His eyes were wide with terror.
"I saw it again," he whispered hoarsely. "The end. But it was… different this time."
Rhea moved beside them.
"What did you see?"
He swallowed, shaking.
"A future where we almost survive. And a future where I don't."
Silence spread across the bridge.
Kessler's voice came sharply:
"The Star is interacting with his temporal signature directly. It's projecting probability branches into his consciousness."
Vale stared at Orion with dark intensity.

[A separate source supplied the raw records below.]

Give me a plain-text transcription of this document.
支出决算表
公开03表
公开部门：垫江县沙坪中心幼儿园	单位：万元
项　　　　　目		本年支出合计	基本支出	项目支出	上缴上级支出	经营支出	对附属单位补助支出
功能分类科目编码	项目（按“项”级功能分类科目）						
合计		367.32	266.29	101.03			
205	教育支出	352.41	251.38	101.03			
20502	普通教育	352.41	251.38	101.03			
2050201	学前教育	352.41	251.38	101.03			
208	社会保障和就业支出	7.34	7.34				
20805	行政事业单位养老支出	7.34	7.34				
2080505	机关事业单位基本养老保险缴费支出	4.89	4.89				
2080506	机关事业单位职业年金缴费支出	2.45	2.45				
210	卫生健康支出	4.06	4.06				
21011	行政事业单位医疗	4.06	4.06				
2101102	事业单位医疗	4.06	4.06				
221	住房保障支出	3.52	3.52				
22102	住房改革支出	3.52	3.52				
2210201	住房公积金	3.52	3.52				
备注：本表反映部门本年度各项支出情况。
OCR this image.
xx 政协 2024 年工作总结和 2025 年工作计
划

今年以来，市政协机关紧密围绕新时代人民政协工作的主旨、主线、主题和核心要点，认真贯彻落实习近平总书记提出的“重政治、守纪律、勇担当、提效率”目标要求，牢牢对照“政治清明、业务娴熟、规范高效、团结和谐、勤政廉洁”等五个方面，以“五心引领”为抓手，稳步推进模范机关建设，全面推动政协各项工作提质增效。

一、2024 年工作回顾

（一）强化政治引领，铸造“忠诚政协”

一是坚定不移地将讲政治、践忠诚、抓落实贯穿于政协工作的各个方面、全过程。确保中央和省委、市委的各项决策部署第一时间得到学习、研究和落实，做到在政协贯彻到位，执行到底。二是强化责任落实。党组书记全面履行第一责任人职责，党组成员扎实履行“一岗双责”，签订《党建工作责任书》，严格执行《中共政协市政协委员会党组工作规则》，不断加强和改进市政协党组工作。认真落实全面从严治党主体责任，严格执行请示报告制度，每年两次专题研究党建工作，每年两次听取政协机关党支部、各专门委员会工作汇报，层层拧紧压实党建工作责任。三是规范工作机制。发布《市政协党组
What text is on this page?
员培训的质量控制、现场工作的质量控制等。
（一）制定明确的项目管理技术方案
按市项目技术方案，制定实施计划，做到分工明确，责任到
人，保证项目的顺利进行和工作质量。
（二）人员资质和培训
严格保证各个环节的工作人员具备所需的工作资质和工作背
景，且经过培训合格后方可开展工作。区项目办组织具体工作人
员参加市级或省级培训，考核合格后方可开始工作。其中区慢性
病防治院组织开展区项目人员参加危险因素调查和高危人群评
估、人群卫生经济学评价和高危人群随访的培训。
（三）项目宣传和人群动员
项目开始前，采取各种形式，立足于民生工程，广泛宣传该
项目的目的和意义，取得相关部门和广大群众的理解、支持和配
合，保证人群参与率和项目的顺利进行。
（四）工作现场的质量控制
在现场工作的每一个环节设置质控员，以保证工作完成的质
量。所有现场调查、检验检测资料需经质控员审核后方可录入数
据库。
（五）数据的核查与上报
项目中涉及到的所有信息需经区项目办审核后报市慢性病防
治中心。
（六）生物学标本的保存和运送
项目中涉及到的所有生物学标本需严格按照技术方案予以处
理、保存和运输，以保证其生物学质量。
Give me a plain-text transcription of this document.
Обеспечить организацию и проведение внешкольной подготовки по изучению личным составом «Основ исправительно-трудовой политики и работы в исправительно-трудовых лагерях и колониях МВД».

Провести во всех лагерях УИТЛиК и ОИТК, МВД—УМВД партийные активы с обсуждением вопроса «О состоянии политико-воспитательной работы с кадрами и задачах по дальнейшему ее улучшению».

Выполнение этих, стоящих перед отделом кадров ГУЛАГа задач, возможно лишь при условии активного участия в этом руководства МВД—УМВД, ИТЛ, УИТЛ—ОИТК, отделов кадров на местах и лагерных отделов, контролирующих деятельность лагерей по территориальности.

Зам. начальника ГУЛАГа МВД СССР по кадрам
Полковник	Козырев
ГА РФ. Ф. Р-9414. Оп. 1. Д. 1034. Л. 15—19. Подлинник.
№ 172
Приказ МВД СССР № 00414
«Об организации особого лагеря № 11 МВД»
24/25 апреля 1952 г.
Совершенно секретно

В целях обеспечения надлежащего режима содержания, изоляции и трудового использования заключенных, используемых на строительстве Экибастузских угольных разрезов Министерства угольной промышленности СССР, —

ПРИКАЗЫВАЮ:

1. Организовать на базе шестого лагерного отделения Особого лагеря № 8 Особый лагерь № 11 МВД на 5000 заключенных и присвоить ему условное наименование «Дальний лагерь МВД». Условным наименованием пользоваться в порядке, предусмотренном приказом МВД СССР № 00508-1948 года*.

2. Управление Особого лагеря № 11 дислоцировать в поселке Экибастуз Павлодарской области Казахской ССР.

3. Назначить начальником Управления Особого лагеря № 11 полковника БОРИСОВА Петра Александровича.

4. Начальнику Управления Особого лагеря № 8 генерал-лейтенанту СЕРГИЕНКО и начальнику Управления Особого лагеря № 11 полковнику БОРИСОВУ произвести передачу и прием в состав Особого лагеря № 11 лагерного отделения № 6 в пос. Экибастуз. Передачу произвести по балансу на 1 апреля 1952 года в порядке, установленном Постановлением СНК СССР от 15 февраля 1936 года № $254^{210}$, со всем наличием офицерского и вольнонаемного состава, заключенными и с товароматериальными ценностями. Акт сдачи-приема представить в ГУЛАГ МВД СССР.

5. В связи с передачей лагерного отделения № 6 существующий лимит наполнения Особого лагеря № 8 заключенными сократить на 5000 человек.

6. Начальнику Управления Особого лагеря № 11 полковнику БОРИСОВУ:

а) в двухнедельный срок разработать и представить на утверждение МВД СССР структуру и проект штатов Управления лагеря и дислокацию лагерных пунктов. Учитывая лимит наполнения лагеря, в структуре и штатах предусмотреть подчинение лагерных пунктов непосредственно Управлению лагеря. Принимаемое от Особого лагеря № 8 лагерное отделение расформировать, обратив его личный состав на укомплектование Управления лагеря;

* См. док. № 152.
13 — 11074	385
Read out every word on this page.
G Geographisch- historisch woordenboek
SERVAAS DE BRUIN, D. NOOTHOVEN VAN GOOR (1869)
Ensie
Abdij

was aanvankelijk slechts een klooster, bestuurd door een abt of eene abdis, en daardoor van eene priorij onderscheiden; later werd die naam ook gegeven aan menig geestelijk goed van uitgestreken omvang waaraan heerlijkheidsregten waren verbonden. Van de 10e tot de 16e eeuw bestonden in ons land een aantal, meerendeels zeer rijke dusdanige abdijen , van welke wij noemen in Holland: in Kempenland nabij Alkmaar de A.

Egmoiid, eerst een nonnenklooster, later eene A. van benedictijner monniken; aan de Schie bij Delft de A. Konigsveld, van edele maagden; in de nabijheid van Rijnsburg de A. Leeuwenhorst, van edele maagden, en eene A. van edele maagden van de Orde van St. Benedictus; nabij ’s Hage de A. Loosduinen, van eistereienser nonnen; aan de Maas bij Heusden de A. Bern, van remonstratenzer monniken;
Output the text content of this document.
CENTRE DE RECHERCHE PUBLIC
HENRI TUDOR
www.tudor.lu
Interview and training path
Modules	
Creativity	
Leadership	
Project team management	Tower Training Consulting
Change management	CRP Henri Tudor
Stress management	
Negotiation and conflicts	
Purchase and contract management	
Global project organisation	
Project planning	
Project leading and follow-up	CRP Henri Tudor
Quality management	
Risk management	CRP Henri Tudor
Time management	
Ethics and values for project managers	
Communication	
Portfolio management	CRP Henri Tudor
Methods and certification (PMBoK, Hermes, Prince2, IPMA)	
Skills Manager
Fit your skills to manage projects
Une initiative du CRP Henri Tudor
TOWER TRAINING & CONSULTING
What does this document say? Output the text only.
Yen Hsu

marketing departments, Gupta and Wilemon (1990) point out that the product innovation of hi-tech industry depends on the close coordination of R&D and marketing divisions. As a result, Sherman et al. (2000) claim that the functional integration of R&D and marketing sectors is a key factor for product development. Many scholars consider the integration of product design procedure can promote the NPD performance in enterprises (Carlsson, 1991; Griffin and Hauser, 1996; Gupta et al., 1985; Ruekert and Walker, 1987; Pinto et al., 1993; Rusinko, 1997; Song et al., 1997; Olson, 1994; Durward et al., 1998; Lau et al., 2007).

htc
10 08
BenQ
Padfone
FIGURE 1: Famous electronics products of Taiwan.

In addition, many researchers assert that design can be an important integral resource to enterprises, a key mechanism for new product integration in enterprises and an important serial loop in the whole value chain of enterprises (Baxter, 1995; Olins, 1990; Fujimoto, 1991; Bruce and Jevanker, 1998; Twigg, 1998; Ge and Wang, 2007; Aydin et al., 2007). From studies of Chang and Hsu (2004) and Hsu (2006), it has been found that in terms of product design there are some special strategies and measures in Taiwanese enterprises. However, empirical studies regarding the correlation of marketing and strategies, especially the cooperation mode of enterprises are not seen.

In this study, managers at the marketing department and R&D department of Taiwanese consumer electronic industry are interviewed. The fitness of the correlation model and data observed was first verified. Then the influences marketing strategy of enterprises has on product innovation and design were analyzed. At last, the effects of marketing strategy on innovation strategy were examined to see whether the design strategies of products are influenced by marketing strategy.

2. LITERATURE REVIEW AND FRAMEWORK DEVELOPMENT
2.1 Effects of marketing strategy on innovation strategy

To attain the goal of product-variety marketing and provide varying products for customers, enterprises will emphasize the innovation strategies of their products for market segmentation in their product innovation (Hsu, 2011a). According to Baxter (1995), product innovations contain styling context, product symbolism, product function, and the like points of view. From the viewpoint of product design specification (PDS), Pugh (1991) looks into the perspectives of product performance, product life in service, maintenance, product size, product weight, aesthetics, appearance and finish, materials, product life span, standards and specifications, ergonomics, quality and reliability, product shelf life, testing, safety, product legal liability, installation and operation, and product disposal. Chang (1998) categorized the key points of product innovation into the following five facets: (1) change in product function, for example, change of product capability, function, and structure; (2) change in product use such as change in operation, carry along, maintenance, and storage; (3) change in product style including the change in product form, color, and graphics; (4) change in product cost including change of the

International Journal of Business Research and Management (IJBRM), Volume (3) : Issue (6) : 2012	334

"So the Star is testing him."
"Or warning him," Solven added.
Orion looked up slowly.
"I met the guardian of the Star."
Rhea stiffened.
"There's something alive in there?"
"Not alive," he whispered. "What's left behind."
Lyra's voice trembled.
"What did it tell you?"
Orion closed his eyes.
"That Archive Zero wasn't meant to destroy time."A breath."It was meant to open it."
Rhea's jaw tightened.
"And?"
"And the Star has shown me two possible endings."He looked at Lyra, grief heavy in his eyes."One where I remain human… and you die."
Lyra went pale.
"And the other?"
Orion's voice was barely audible.
"One where humanity survives… and I stop being human at all."
No one spoke for a long time.
Outside the observation deck, the Refracted Star pulsed—as if in confirmation.
The countdown flickered again:
09:22:20:14
The first vision had been given.
And the choices ahead were already splitting reality apart.